Guiné-Bissau : Le président Jomav appelle à l’unité

 Le président bissauguinéen, José Mário Vaz, a appelé à l’unité du pays, soulignant que tous sont des enfants du même Etat et qu’ils doivent s’unir pour faire avancer la Guinée-Bissau.
 « L’ un vient de Calequisse, un autre de Binar, un autre de Farim, un autre de Geba, un autre de Nhacra.Nous venons de différents endroits, mais il y a une chose qui nous unit, nous sommes des enfants  de la Guinée-Bissau et ce sont nous que les gens ont proposé  pour faire avancer ces terres « , a déclaré José Mário Vaz.
 Le chef de l’Etat faisait référence aux lieux de sa naissance (Calequisse) et au lieu de naissance du président du parlement guinéen, Cipriano Cassamá (Binar), président du Parti africain pour l’indépendance de la Guinée et du Cap-Vert (PAIGC).  Domingos Simões Pereira (Farim), le coordinateur national du Mouvement pour l’alternance démocratique (Madem-G15), Braima Camará (Geba) et le président du Parti de la rénovation sociale (PRS), Alberto Nambeia (Nhacra).

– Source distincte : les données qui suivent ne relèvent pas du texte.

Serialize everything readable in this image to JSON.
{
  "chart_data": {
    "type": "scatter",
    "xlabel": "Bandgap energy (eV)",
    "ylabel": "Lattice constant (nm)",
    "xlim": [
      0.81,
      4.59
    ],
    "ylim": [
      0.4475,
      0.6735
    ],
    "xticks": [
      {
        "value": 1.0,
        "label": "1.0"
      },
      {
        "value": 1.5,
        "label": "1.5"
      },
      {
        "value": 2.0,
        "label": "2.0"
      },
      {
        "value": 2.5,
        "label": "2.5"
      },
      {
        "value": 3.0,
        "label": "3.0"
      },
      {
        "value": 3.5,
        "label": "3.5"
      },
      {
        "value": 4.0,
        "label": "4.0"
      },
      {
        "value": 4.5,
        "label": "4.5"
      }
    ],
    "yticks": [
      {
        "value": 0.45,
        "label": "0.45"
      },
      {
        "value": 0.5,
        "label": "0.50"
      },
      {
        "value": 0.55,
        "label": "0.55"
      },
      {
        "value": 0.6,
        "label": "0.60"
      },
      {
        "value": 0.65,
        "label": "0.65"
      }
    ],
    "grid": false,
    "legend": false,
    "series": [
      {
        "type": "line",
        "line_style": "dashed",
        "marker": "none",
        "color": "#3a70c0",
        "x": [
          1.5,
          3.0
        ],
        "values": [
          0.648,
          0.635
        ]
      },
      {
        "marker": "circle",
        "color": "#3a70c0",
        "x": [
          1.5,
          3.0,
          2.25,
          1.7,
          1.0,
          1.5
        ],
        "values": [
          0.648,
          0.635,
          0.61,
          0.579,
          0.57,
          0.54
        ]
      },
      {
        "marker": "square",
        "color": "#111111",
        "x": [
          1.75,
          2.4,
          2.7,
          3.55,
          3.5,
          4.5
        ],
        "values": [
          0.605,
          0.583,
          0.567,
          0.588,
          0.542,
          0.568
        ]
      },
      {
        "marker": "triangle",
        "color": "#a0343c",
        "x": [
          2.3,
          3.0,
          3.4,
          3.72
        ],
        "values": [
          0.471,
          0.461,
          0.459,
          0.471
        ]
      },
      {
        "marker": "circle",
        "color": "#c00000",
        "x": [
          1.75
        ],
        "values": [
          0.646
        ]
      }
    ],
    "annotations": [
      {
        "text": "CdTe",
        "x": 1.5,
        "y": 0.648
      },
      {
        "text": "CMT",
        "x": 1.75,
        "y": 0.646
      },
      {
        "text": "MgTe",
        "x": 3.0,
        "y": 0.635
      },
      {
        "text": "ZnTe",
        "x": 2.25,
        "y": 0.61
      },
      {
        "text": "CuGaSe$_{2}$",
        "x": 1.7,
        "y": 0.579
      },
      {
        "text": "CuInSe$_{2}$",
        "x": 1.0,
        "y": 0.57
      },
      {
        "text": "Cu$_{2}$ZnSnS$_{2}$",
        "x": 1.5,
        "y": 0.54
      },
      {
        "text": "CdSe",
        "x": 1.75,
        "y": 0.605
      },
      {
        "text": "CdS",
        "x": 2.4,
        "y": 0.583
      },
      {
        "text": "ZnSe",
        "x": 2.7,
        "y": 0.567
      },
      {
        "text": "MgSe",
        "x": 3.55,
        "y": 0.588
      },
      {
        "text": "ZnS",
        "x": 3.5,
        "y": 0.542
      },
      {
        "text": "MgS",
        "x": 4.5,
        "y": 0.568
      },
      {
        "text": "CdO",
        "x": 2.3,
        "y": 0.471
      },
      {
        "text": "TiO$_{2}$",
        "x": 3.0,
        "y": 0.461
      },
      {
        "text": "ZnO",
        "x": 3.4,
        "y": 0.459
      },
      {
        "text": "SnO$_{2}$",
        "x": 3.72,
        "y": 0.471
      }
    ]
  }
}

 Le président bissauguinéen s’est exprimé lors d’une cérémonie de la présidence de la République, qu’il a baptisée « Palais du peuple », afin de recevoir les salutations de la communauté musulmane à la fin du ramadan.
 « Je prie pour que cette prière qu’ils ont faite pendant la période de jeûne refroidisse le cœur des gens. Je demande à tous ceux qui l’entourent que j’ai mentionnés, surtout ceux qui ont le plus d’influence de parler avec eux pour qu’ils fassent tout pour être un,  car ce n’est qu’ainsi que nous pourrons faire avancer le pays « , at-il déclaré.
 José Mário Vaz a également souligné qu’il n’était « pas bon » pour les enfants de la Guinée-Bissau de se lancer des pierres, d’insulter et de parler mal du pays.
 « Comment les gens nous regardent-ils? Comment peuvent-ils nous respecter? », a demandé le président. Il a  demandé d’oublier le passé et de se rappeler qu’il « ne peut en aucun cas être résolu après une bonne conversation ».
 « Ce problème d’insultes mutuelles incite les autres à en profiter et nous n’intervenons dans les problèmes de personne, car ce pays a été conquis avec du sang, de la sueur et des larmes et il ne devrait y avoir personne qui crée des problèmes  nous sommes les seuls enfants de la Guinée-Bissau et nous ne devrions pas partir « , a déclaré le chef de l’Etat.
 Près de trois mois après les élections législatives du 10 mars, le nouveau Premier ministre de la Guinée-Bissau n’a pas encore été nommé par le président guinéen et le nouveau gouvernement n’a pas pris ses fonctions à cause d’une nouvelle impasse politique qui a débuté avec les élections.  des membres de l’Assemblée populaire nationale.
 Après Cipriano Cassamá, du Parti africain pour l’indépendance de la Guinée et du Cap-Vert (PAIGC), il a été réélu à la présidence du Parlement, et Nuno Nabian de l’Assemblée populaire unifiée du Parti démocratique de Guinée-Bissau (APU-PDGB).  ), pour avoir été élus premier vice-président, la plupart des députés guinéens ont voté contre le nom du coordinateur du Mouvement pour l’alternance démocratique (Madem-G15), Braima Camará, deuxième vice-président du Parlement.
 Le Madem-G15 a refusé de prendre un autre nom et a déposé une injonction pour annuler le vote, mais a été rejeté par la Cour suprême.
 D’autre part, le Parti social du renouveau (PRS) se réclame du nom du premier secrétaire de la table de réunion.
 Le parlement de la Guinée-Bissau est divisé en deux grands blocs, l’un comprenant le PAIGC (le parti législatif le plus voté mais sans la majorité), l’APU-PDGB, l’Union pour le changement et le Parti de la nouvelle démocratie (54  députés, et un autre qui a rejoint le Madem-G15 (deuxième parti le plus voté) et le PRS, avec 48.
 Le président bissauguinéen, qui termine son mandat le 23 juin, a déclaré qu’il ne nommait que le futur Premier ministre, après un accord en vue de l’élection du bureau de l’Assemblée populaire nationale.